7 Things You Should Do Right Now to Attract Skilled Workers

It is the bane of the construction industry: we can’t find people who will do the work we have. The skilled labor shortage is spreading throughout the industry and everyone is affected. It’s tempting to toss up your hands and say, “Nothin’ I can do about that,” then curse the heavens for

    • A changing culture that doesn’t value skilled labor
    • Reductions in shop class investment in high school
    • Parents who coddle their children
    • Computer games
    • Any other of a host of reasons that explain why young people don’t want to go into construction

 All of that is true, but all of that has been true for at least a couple of decades. It’s frustrating, but there are things you can—and should—be doing. Here are seven of them:

  1. Always be selling. Sell your company and the value it brings to careers and the community. Young people want to be part of something important, and there is deep satisfaction in helping to build the environment around you.
  2. Grow for the long-term: Companies that grow provide opportunities for ambitious young people, and those are the ones you want. You don’t want people in your company who accept their lot in life and just shuffle from one task to another. You want thinkers and doers.   
  3. Build sustainable growth: I’m cheating a bit here by repeating a bit of the previous point, but you also have to make sure your company is sustainable over the years.
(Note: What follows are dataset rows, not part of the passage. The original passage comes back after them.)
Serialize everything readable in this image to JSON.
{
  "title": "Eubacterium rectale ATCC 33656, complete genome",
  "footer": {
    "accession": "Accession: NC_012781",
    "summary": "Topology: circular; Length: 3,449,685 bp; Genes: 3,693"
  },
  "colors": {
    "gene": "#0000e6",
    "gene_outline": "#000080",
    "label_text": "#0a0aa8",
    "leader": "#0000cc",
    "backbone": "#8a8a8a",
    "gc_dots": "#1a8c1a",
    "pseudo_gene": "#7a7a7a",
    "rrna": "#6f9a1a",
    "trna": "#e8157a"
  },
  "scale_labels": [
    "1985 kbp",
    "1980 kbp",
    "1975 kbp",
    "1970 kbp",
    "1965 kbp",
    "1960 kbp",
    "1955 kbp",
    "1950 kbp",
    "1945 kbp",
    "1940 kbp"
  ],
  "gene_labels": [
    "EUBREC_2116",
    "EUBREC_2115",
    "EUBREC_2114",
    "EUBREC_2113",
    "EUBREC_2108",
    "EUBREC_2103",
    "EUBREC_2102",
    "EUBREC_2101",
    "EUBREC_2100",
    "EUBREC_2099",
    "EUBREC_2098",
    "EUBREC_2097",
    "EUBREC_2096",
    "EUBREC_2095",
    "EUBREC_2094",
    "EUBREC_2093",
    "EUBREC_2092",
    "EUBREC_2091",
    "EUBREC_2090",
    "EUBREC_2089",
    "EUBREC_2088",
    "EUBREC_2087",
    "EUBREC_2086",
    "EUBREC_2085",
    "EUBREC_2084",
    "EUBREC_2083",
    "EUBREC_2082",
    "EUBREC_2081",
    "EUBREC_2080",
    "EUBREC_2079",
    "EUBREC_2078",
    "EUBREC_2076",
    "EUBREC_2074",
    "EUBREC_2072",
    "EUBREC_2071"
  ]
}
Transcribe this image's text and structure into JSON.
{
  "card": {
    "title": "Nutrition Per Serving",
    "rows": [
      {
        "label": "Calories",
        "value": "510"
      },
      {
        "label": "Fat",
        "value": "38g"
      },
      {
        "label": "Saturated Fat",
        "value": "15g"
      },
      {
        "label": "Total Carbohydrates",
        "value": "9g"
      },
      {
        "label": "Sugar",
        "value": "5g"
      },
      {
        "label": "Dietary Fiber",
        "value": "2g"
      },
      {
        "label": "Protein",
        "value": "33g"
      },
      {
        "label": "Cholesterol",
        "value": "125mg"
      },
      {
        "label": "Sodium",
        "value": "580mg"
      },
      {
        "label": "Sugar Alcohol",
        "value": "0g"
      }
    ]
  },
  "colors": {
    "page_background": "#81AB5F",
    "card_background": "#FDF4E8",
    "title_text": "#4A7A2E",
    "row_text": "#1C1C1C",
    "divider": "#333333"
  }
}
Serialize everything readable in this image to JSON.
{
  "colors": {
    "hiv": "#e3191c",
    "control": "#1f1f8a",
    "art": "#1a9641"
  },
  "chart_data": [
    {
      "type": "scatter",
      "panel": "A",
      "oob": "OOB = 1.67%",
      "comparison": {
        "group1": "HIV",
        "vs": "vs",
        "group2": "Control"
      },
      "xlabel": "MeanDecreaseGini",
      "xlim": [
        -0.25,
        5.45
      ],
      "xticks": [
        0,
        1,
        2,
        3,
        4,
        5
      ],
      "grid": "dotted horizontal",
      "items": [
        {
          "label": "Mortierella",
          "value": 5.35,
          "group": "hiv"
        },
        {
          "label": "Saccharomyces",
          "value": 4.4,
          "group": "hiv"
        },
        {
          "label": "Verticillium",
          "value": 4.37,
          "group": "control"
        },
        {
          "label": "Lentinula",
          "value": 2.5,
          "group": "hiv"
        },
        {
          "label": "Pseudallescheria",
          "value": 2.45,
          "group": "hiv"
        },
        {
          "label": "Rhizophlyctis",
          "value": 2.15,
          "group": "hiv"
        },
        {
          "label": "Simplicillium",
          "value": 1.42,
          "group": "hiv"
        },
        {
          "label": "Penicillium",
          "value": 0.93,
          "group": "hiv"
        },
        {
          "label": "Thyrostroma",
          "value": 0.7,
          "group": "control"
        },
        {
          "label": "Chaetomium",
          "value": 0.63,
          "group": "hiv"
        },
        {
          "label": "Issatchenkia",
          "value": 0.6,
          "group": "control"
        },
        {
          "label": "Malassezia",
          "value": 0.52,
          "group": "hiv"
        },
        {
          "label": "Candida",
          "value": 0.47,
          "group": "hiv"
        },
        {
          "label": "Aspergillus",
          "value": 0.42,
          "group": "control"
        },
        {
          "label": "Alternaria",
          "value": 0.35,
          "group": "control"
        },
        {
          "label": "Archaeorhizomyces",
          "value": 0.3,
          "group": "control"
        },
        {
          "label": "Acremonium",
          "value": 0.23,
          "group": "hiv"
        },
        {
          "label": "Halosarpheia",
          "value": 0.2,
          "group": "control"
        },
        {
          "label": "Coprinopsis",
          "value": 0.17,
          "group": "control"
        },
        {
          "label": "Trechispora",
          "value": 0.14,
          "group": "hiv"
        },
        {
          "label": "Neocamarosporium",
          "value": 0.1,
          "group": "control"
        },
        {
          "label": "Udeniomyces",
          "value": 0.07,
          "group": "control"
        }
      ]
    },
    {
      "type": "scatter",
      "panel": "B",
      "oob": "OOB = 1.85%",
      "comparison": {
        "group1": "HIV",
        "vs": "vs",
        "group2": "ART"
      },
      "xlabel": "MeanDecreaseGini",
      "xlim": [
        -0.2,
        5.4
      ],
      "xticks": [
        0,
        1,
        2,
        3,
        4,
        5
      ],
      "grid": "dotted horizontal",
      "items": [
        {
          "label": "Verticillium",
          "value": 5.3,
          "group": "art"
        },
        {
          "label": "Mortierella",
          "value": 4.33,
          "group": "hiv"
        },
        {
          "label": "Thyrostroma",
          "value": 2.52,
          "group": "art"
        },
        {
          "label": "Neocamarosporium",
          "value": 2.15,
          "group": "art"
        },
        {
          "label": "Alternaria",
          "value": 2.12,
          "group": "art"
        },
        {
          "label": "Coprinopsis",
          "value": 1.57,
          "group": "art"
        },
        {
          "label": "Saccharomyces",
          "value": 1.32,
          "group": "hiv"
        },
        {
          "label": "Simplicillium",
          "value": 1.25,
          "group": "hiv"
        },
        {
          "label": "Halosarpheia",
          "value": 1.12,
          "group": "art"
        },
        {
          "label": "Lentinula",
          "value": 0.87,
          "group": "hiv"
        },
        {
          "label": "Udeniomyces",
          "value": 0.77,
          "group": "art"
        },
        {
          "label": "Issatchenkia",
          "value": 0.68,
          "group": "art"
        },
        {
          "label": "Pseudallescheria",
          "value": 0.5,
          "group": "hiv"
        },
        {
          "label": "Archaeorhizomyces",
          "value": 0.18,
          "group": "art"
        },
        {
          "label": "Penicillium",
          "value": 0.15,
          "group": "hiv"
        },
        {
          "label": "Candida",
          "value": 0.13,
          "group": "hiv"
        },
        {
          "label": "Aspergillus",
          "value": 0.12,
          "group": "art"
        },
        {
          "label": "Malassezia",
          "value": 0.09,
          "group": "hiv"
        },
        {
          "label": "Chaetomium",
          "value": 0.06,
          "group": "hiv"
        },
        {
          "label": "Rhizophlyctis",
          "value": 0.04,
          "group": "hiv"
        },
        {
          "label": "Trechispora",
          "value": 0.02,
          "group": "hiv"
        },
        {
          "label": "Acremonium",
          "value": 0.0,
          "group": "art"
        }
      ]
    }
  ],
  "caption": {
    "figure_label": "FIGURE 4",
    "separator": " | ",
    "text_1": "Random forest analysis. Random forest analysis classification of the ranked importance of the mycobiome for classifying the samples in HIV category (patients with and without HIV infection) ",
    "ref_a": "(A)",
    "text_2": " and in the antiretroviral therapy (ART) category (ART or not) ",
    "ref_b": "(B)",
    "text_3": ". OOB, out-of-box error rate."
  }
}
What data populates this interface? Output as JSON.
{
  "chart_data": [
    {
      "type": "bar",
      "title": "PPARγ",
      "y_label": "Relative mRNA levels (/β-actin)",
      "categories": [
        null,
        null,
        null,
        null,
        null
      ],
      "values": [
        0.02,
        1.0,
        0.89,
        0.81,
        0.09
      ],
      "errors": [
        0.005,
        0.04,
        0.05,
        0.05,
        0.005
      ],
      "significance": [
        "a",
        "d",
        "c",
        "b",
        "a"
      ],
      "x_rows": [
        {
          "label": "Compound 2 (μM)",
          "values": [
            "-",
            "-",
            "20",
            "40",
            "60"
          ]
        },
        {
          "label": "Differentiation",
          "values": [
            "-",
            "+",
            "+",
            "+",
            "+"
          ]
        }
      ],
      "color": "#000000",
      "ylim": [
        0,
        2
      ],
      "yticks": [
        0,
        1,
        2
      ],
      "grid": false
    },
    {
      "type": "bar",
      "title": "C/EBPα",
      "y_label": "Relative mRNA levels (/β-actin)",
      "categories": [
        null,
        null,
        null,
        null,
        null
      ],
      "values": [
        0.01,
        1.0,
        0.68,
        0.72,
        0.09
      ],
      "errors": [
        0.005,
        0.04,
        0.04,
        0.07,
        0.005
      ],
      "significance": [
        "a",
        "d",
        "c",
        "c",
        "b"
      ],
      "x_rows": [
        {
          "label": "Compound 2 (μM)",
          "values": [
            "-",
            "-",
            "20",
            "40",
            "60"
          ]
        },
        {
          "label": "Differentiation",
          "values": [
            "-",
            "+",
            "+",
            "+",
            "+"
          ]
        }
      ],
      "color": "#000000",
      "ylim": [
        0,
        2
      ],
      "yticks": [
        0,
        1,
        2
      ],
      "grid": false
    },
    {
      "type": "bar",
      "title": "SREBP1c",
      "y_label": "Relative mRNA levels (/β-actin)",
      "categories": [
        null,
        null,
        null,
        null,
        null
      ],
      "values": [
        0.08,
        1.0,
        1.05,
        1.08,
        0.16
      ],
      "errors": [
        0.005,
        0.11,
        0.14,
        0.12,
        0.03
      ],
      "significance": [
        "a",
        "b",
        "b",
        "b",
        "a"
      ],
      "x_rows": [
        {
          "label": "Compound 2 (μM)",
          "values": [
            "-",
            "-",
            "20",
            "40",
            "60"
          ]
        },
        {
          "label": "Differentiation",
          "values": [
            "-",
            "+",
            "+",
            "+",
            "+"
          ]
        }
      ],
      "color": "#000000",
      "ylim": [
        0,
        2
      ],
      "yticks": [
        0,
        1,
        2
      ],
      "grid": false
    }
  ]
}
People want careers, not jobs, and if you have to lay off a big portion of your crew every seven years or so, you’re not going to attract and keep the right people.
  4. Find a farm and farm it: Once you identify a great employee, go back to where you found that person and starting looking for others like him or her. Sometimes it’s a pretty unusual place. You’ll be surprised how much success you may find at a quality liberal arts college, or a predominantly Hispanic church, or a community group, or a sports league. Those people selected to hang out with each other, and there may be more like your great hire there as well.
  5. Market your company like you’re trying to sell a job: Solving the labor shortage is a marketing issue. You need to brand your company to attract the kind of workers you want, and then put together a strategy for getting that brand out there.
  6. Social Media: Of course! If you’re not talking up your company and the value of its careers on Facebook, LinkedIn, Twitter, Pinterest, Houzz, etc., you’re not talking to the audience.
  7. Tell your employees: Do your current crew and office staff know that you’re looking for skilled workers? I’m astonished how often that’s not communicated within the company. I’m not a big fan of offering incentives to bring people in, because it encourages your employees to find warm bodies, not good fits. Still, if you’ve got a great company and people like working there, they want to get their friends in on the deal.
  8. BONUS: Stop looking for people who look like your workers. In psychology terms, this is called the representativeness heuristic and it is the root error described in “Moneyball.” The baseball scout says, “This guy is another Willie Mays,” and doesn’t look at the statistics that show he’s nothing of the sort. The player just looks and carries himself like Mays, and that’s what the scout sees. Your next Willie Mays may speak a foreign language or be a woman or have an advanced degree. You’ve got to figure out what it is that makes a great team player in your organization, then look at those criteria and only those criteria.